We all know just how much fatigue and heat stress can affect your health, perhaps not so much an issue for a white collar worker in an air conditioned office, however, imagine you are working on a construction site in the middle of summer performing labour intensive work. A recipe for heat stress!

The Australian Bureau of Meteorology is predicting that this coming summer (2013/2014) has a 60% – 70% chance of exceeding median maximum temperatures, particularly over northwest Western Australia, the southeast coast and Tasmania. http://www.bom.gov.au/climate/ahead/temps_ahead.shtml

Heat stress can have real and serious consequences on any work site, although the construction industry is especially susceptible due to the physical nature of many of the roles and professions within the industry, coupled with the fact that plenty of construction work takes place over the summer months.

Common heat stress illness symptoms that you’ll need to be on the lookout for this summer includes dizziness, nausea, general weakness and collapse. If a worker shows any of these symptoms, cease work, hydrate the individual in question and rest them in a shady area while calling for medical assistance.

It is important that both employers and employees work together to protect themselves from heat stress.

Some simple ways to help mitigate the risk of fatigue or heat stress.

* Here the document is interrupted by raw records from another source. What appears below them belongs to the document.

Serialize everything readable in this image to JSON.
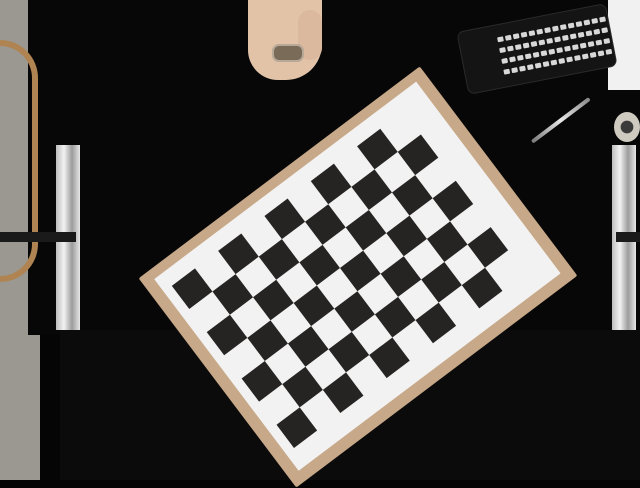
{
  "scene": {
    "description_items": [
      "checkerboard",
      "hand",
      "keyboard",
      "pen",
      "metal-rails",
      "chair"
    ]
  },
  "checkerboard": {
    "rows": 7,
    "cols": 10,
    "dark_color": "#262323",
    "light_color": "#f2f2f2",
    "backing_color": "#c7a888"
  },
  "keyboard": {
    "key_rows": 4,
    "key_cols": 14
  }
}
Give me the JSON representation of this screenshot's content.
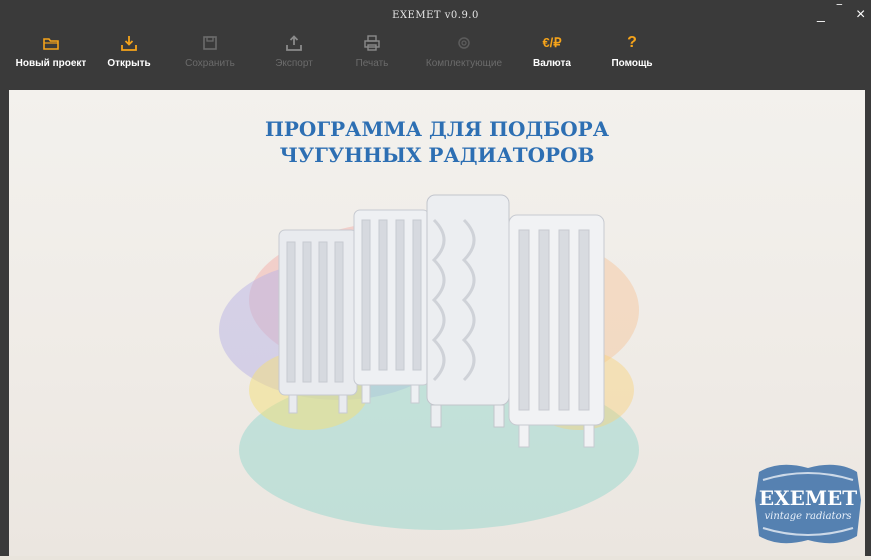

  • Provide and maintain equipment and shelter to protect workers from the sun
  • Provide sun safety information, instruction, training and supervision
  • Rotate tasks to lessen exposure to the sun as well as mental and physical fatigue, and schedule to work at cooler time of the day
  • Use rest periods in addition to scheduled meal breaks
  • Provide water and encourage workers to stay hydrated
  • Provide personal protective equipment such as clothing with UPF 50+ rating, loose shirts with long   sleeves, collars and long pants, broad band spectrum (SPF 30+) and sunglasses which meet Australian Standards for UV protection.
  • Use plant, machinery and equipment to eliminate or reduce the excessive physical demands of the job.

Working safely in the construction industry begins with white card training, that’s why heat stress illnesses and fatigue is covered in enough detail to educate a newcomer to the industry on just how serious this hazard is and the ways in which it can be controlled.